Brahma Temple in Pushkar

But, why is Brahma not as widely worshipped despite being the Source of all creations in Hindu mythology? Two interesting stories explain why.

Shiva’s Curse on Brahma

It is believed that there were constant conflicts between Brahma and Vishnu, as to who was better between them. Shiva decided to put an end to it once and for all and proposed a challenge. He assumed the shape of a fiery pillar or Agni-stambh that was infinite. It neither had a defined beginning, nor an end.

It was decided that the God who discovered the pillar’s end first would be the winner. While Vishnu transformed into a boar and went searching into the depths of the underworld, Brahma took the form of a swan and explored the heavens.

After looking for it for thousands of years, Vishnu accepted defeat after his unsuccessful attempt. Brahma, too, could not find the end of the pillar, yet, was too egoistic to accept defeat. He convinced the flower Ketki to pretend that he had successfully reached the top end. Knowing the truth, Shiva was furious at Brahma's dishonesty and declared that he would not have many worshippers.

Brahma’s Attachment to Creation

At the beginning of time, Brahma was all alone and set out on a quest for self-realization. He wanted to create a material world through which he would realize his goal. So, he created Shatatrarupa (Goddess Saraswati), who was technically his daughter. She was the first woman to be born. She could change forms and was created to assist Brahma with the process of creation. Instead, he was so attracted to her beauty that he forgot about his goal and started pursuing her.

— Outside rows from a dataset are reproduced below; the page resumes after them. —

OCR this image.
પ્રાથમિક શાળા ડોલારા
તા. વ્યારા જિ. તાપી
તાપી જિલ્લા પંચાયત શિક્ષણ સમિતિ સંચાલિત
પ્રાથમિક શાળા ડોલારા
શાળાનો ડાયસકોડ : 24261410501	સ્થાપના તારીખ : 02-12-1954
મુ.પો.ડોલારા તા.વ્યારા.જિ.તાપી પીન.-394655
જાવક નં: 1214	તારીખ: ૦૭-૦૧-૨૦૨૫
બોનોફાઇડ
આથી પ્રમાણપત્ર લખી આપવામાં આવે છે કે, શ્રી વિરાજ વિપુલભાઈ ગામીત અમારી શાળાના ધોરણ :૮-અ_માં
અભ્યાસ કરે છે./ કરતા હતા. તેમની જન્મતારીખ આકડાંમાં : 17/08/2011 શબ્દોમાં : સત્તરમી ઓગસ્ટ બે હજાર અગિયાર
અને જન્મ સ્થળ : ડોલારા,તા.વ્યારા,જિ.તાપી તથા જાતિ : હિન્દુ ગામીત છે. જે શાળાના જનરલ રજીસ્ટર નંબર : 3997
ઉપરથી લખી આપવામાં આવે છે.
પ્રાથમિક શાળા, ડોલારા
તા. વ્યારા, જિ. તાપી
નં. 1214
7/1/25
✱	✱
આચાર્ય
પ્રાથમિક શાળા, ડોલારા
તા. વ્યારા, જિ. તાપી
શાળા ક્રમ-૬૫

Goddess Saraswati was created by Lord Brahma
Goddess Saraswati

Disgusted by his intentions, Shatrarupa ran in different directions to keep away from his gaze. As she escaped, Brahma developed three more heads facing three different directions to get a better view of the Goddess. Shatrarupa used her ability to morph into hundreds of lifeforms and transform into different animals in an attempt to stop Brahma. But, he took the male form of each animal she transformed into, and continued chasing her, and thus, the animal world came into existence. In the process, he developed a fifth head. Watching the creator chase his creation, the outraged Lord Shiva ripped off the fifth head of Brahma. Brahma gave in to attachment and worldly pleasures and lost his godly characteristics. Shiva, on the other hand, destroyed Brahma’s head which symbolizes detachment.

This is the reason why Brahma is not worshipped widely, as desire and attachment are naturally present in human beings, so, there is no need to go to a temple to worship the deity and consciously instill it. Brahma represents exhausted energy. His job of creation has already been done and is a story of the past. The power of Vishnu and Shiva is required to help us sustain and destroy the evils that are within us. As a result, devotees aim to inculcate qualities of detachment, discipline, and strength, by worshipping Vishnu and Shiva.